D'autres langues "coloniales" ont laissé des traces dans le français africain: une signare, au Sénégal, est une belle et grande dame, d'après le portugais senhora.

Une littérature pleine de vitalité

En 1921, le Prix Goncourt récompense pour la première fois un écrivain noir : René Maran (Français antillais) pour son roman Batouala qui se passe en Oubangui (actuel Centrafrique). La préface, un vibrant appel à la décolonisation, augmente son succès.

Toutefois, le vrai pionnier de cette littérature négro-africaine en français est un poète et un professeur, le premier président du Sénégal: Léopold Sédar Senghor. Avec d'autres, il fonde le "mouvement de la négritude": assumer sans complexe le fait d'être noir.

Camara Laye, Cheikh Hamidou Kane, Ferdinand Oyono, Ousmane Sembène, etc... Les premiers grands auteurs sont déjà des classiques pour une littérature désormais en plein essor et qui ne laisse pas les femmes de côté: Mariama Bâ, Ken Bougoul, Léonora Miano, Aminata Sow Fall, Fatou Diomé, Calixthe Beyala...

Parmi les écrivains plus récents, il faut citer Alain Mabanckou (Congo-Brazzaville), Demain j'aurai vingt ans (2010), le Camerounais Eugène Ébodé: La Rose dans le bus jaune (2013), Brulant était le regard de Picasso (2021)... Et, bien sûr, le Sénégalais Mohamed Mbougar Sarr, pour La plus secrète mémoire des hommes, Prix Goncourt 2021, cent ans après René Maran.

La place des médias

Enfin, c'est bien sûr aussi à travers les médias que le français se diffuse en Afrique: l'audiovisuel et surtout la presse écrite, abondante et très diverse. Citons quelques quotidiens: Info-Plus, au Bénin. Le Soleil, au Sénégal. EcoMatin, au Cameroun. L'Agora, Fraternité-Matin, en Côte d'Ivoire. L'Avenir, Congo 24, au Congo-Kinshasa. Midi-Madaga-sikara, à Madagascar, etc.

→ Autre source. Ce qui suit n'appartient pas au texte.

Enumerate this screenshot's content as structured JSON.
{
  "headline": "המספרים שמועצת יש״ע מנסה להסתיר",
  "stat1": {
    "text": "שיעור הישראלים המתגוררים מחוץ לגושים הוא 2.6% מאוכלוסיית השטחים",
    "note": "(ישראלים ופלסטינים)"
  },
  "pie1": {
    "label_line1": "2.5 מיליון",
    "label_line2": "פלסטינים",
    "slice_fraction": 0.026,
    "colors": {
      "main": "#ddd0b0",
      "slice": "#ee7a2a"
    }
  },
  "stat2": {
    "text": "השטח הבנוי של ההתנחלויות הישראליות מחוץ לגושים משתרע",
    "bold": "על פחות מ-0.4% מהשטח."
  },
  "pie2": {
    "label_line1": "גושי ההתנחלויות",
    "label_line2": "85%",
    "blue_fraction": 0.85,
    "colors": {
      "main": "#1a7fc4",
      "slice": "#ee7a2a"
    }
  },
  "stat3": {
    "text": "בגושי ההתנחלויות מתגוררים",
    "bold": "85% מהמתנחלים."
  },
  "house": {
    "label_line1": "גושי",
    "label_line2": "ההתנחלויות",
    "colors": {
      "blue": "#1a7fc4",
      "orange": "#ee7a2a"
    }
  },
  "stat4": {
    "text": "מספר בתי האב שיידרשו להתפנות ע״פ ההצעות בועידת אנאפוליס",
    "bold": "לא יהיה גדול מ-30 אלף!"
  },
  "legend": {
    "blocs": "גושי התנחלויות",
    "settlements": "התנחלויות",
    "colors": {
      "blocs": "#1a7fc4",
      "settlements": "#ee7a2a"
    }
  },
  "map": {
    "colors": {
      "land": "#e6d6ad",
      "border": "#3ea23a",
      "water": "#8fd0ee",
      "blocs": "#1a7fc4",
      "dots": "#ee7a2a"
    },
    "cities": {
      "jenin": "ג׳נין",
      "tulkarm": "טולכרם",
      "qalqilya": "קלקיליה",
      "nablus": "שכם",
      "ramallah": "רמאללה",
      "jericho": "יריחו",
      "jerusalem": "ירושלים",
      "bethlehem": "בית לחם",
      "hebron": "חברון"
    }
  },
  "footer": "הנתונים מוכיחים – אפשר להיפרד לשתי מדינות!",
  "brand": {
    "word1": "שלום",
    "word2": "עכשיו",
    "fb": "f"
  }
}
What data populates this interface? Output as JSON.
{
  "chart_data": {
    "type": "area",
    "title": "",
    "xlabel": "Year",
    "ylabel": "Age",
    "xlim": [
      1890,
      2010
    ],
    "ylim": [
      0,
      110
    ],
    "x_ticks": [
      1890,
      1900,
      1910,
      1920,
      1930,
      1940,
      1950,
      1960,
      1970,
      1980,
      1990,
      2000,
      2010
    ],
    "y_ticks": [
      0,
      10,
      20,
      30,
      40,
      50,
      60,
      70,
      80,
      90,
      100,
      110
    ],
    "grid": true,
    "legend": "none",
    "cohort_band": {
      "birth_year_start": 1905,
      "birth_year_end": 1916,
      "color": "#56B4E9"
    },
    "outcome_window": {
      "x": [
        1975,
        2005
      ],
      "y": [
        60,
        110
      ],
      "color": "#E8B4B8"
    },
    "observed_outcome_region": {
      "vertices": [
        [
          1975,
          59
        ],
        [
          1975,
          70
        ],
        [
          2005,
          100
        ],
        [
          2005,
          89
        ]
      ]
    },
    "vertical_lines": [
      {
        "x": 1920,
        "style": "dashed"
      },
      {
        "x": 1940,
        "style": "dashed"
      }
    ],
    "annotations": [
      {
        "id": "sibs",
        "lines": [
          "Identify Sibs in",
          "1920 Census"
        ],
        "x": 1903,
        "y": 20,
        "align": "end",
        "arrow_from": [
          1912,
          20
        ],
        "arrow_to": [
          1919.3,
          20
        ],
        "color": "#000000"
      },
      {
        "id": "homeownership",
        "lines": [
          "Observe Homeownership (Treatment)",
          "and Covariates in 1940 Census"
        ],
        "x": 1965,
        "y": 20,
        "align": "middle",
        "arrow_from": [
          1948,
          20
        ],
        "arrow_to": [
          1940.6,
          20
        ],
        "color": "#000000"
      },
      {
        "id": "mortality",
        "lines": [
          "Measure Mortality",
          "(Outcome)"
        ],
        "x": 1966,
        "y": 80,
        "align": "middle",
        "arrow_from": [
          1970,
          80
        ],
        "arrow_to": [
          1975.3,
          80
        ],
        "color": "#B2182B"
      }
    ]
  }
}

La francophonie semble promise à un bel avenir en Afrique, à condition toutefois que la qualité de l'enseignement suive la progression démographique. Les États africains et l'OIF ne pourront pas éviter les efforts nécessaires au recrutement de professeurs bien formés et motivés, qui continueront à diffuser une langue correcte, gage de réussite sociale.